例(ステップ3の続き): * (ステップ3の答え)自分の努力を認めてもらえなかったように感じたから。 * なぜ、自分の努力を認めてもらえないと感じると、そんなに腹が立つのだろう? → 一生懸命やったことを無下にされるのが嫌いだから。自分は努力が足りない人間だと思われたくないから。 * なぜ、「努力が足りない人間だと思われたくない」のだろう? → 過去に努力しても報われなかった経験があるからかもしれない。常に認められなければ価値がないと思っているのかもしれない。
このように、「なぜ?」を繰り返すことで、最初の出来事や感情の奥にある、より深い層にアクセスできることがあります。問いかけは必ずしも5回にこだわる必要はありません。これ以上「なぜ?」と問われても答えが出てこない、あるいは同じような答えに戻ってくる、と感じるまで続けてみてください。
ステップ5: 書き出したこと全体を振り返る
一連の書き出しが終わったら、書いたもの全体を静かに読み返してみてください。
- 最初に出てきた感情や出来事から、「なぜ」を掘り下げて見えてきたことは何でしょうか。
- 繰り返し出てくるテーマや、自分でも気づいていなかった考え、信念、あるいは満たされていないニーズはありますか。
- このワークを始める前と比べて、感情や出来事の見え方に何か変化はありましたか。
書き出した内容は、あなたの内側にある大切な声です。それらをただ受け止め、観察してみてください。何か新しい発見があったかもしれませんし、まだはっきりしない部分があるかもしれません。それでも構いません。この書き出し自体が、感情と向き合うプロセスの一歩なのです。
ワークに取り組む上でのポイントと注意点
- 完璧を目指さない: きれいな文章を書く必要はありません。箇条書きでも、単語だけでも構いません。頭に浮かんだことをそのまま書き出すことに集中してください。

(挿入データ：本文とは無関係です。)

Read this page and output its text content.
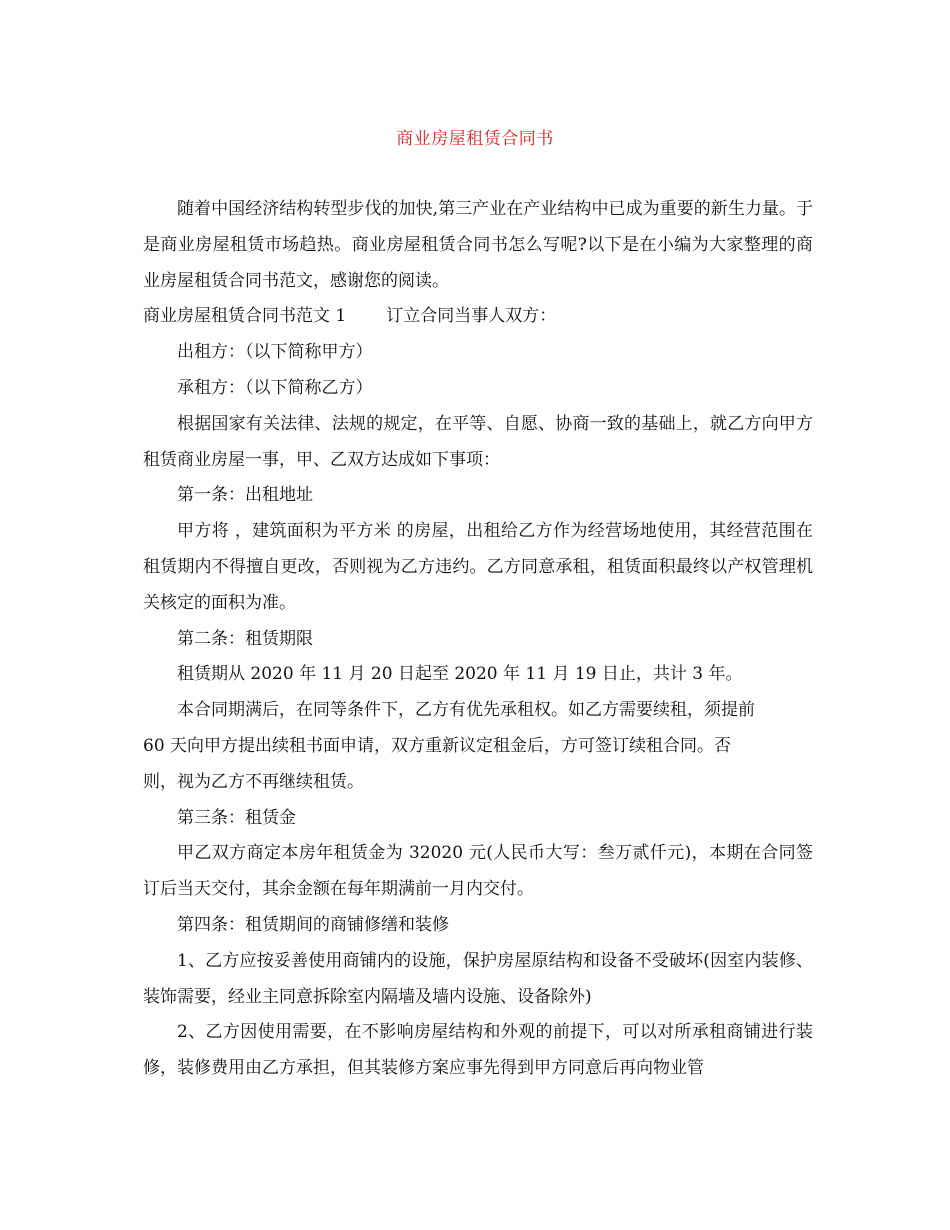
商业房屋租赁合同书

随着中国经济结构转型步伐的加快,第三产业在产业结构中已成为重要的新生力量。于是商业房屋租赁市场趋热。商业房屋租赁合同书怎么写呢?以下是在小编为大家整理的商业房屋租赁合同书范文，感谢您的阅读。

商业房屋租赁合同书范文 1 订立合同当事人双方：

出租方：（以下简称甲方）

承租方：（以下简称乙方）

根据国家有关法律、法规的规定，在平等、自愿、协商一致的基础上，就乙方向甲方租赁商业房屋一事，甲、乙双方达成如下事项：

第一条：出租地址

甲方将 ，建筑面积为平方米 的房屋，出租给乙方作为经营场地使用，其经营范围在租赁期内不得擅自更改，否则视为乙方违约。乙方同意承租，租赁面积最终以产权管理机关核定的面积为准。

第二条：租赁期限

租赁期从 2020 年 11 月 20 日起至 2020 年 11 月 19 日止，共计 3 年。

本合同期满后，在同等条件下，乙方有优先承租权。如乙方需要续租，须提前

60 天向甲方提出续租书面申请，双方重新议定租金后，方可签订续租合同。否

则，视为乙方不再继续租赁。

第三条：租赁金

甲乙双方商定本房年租赁金为 32020 元(人民币大写：叁万贰仟元)，本期在合同签订后当天交付，其余金额在每年期满前一月内交付。

第四条：租赁期间的商铺修缮和装修

1、乙方应按妥善使用商铺内的设施，保护房屋原结构和设备不受破坏(因室内装修、装饰需要，经业主同意拆除室内隔墙及墙内设施、设备除外)

2、乙方因使用需要，在不影响房屋结构和外观的前提下，可以对所承租商铺进行装修，装修费用由乙方承担，但其装修方案应事先得到甲方同意后再向物业管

- 自分を責めない: 書き出しの過程で、辛い記憶や自分自身の欠点のように思えることに出会うかもしれません。しかし、これは自分を責めるためのワークではありません。ただ、浮かび上がってきたものを「観察する」という姿勢を心がけてください。
- 感情に飲み込まれそうになったら中断する: もし、書き出しの途中で感情が非常に辛くなり、どうしようもなくなった場合は、無理せずワークを中断してください。安全な場所で、深呼吸をするなど、心を落ち着かせることを優先してください。このワークは、安全な範囲で行うことが最も重要です。

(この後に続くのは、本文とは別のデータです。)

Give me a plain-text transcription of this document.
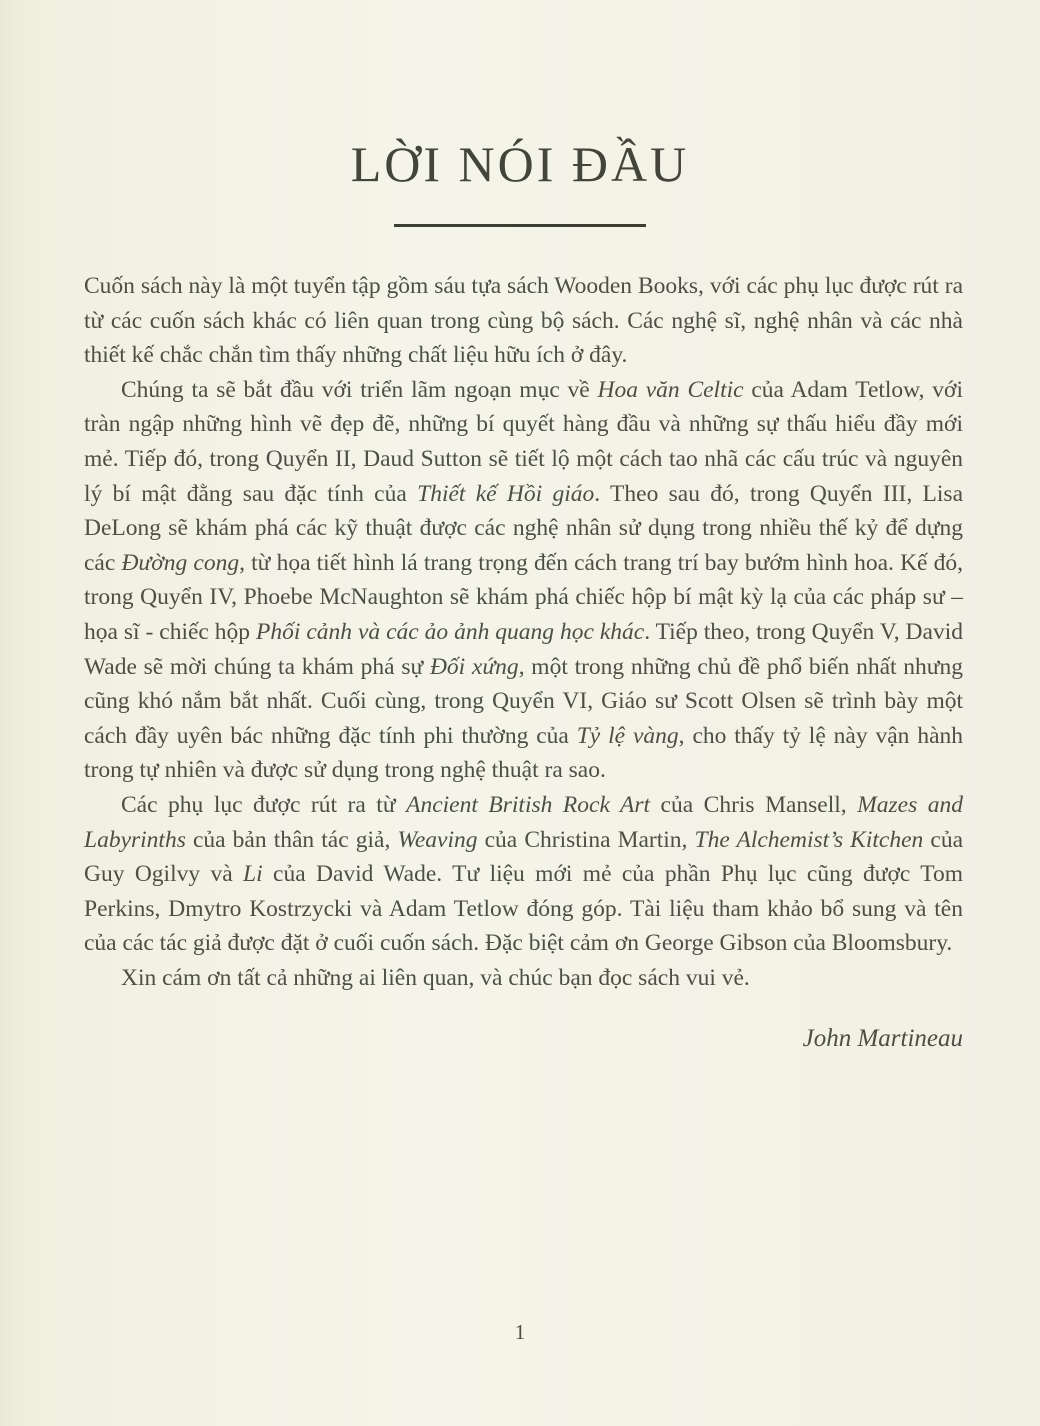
LỜI NÓI ĐẦU

Cuốn sách này là một tuyển tập gồm sáu tựa sách Wooden Books, với các phụ lục được rút ra từ các cuốn sách khác có liên quan trong cùng bộ sách. Các nghệ sĩ, nghệ nhân và các nhà thiết kế chắc chắn tìm thấy những chất liệu hữu ích ở đây.

Chúng ta sẽ bắt đầu với triển lãm ngoạn mục về Hoa văn Celtic của Adam Tetlow, với tràn ngập những hình vẽ đẹp đẽ, những bí quyết hàng đầu và những sự thấu hiểu đầy mới mẻ. Tiếp đó, trong Quyển II, Daud Sutton sẽ tiết lộ một cách tao nhã các cấu trúc và nguyên lý bí mật đằng sau đặc tính của Thiết kế Hồi giáo. Theo sau đó, trong Quyển III, Lisa DeLong sẽ khám phá các kỹ thuật được các nghệ nhân sử dụng trong nhiều thế kỷ để dựng các Đường cong, từ họa tiết hình lá trang trọng đến cách trang trí bay bướm hình hoa. Kế đó, trong Quyển IV, Phoebe McNaughton sẽ khám phá chiếc hộp bí mật kỳ lạ của các pháp sư – họa sĩ - chiếc hộp Phối cảnh và các ảo ảnh quang học khác. Tiếp theo, trong Quyển V, David Wade sẽ mời chúng ta khám phá sự Đối xứng, một trong những chủ đề phổ biến nhất nhưng cũng khó nắm bắt nhất. Cuối cùng, trong Quyển VI, Giáo sư Scott Olsen sẽ trình bày một cách đầy uyên bác những đặc tính phi thường của Tỷ lệ vàng, cho thấy tỷ lệ này vận hành trong tự nhiên và được sử dụng trong nghệ thuật ra sao.

Các phụ lục được rút ra từ Ancient British Rock Art của Chris Mansell, Mazes and Labyrinths của bản thân tác giả, Weaving của Christina Martin, The Alchemist’s Kitchen của Guy Ogilvy và Li của David Wade. Tư liệu mới mẻ của phần Phụ lục cũng được Tom Perkins, Dmytro Kostrzycki và Adam Tetlow đóng góp. Tài liệu tham khảo bổ sung và tên của các tác giả được đặt ở cuối cuốn sách. Đặc biệt cảm ơn George Gibson của Bloomsbury.

Xin cám ơn tất cả những ai liên quan, và chúc bạn đọc sách vui vẻ.

John Martineau
1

- 繰り返し行う: 一度のワークで感情のすべてが整理できるとは限りません。日を改めて同じワークに取り組んだり、別の許せない感情についてワークを行ったりすることで、徐々に自分自身の感情のパターンや傾向が見えてくることがあります。
- プライバシーを守る: 書き出した内容は非常に個人的なものです。誰かに見られる心配のない場所で保管してください。
このワークから得られるもの
この「なぜ」を掘り下げるワークは、許せない感情の表面的な原因だけでなく、その感情があなたの内側の何に触れているのか、より深いレベルで理解する手助けとなります。例えば、怒りの根源に「認められたい」という願いや「傷つきたくない」という恐れがあることに気づくかもしれません。悲しみの奥に「大切にしていたものを失った寂しさ」だけでなく、「自分にはそれを引き止める力がなかった」という無力感があることに気づくかもしれません。
感情の根源が明らかになることで、その感情に振り回されるのではなく、一歩引いて客観的に見ることができるようになります。そして、その根源にある願いやニーズに気づくことができれば、それらをどう満たしていくか、あるいはどのように折り合いをつけていくか、といった次のステップに進むためのヒントが見えてくる可能性があります。
終わりに
許せない怒りや悲しみと向き合う旅は、簡単な道のりではありません。しかし、自分の感情の「なぜ」を丁寧に探求することは、自分自身を深く理解し、感情に振り回されない自分を育むための大切なプロセスです。
今回ご紹介した書き出しワークが、あなたがご自身の感情と向き合い、心の平穏を取り戻すための一助となれば幸いです。焦らず、ご自身のペースで、内なる声に耳を傾けてみてください。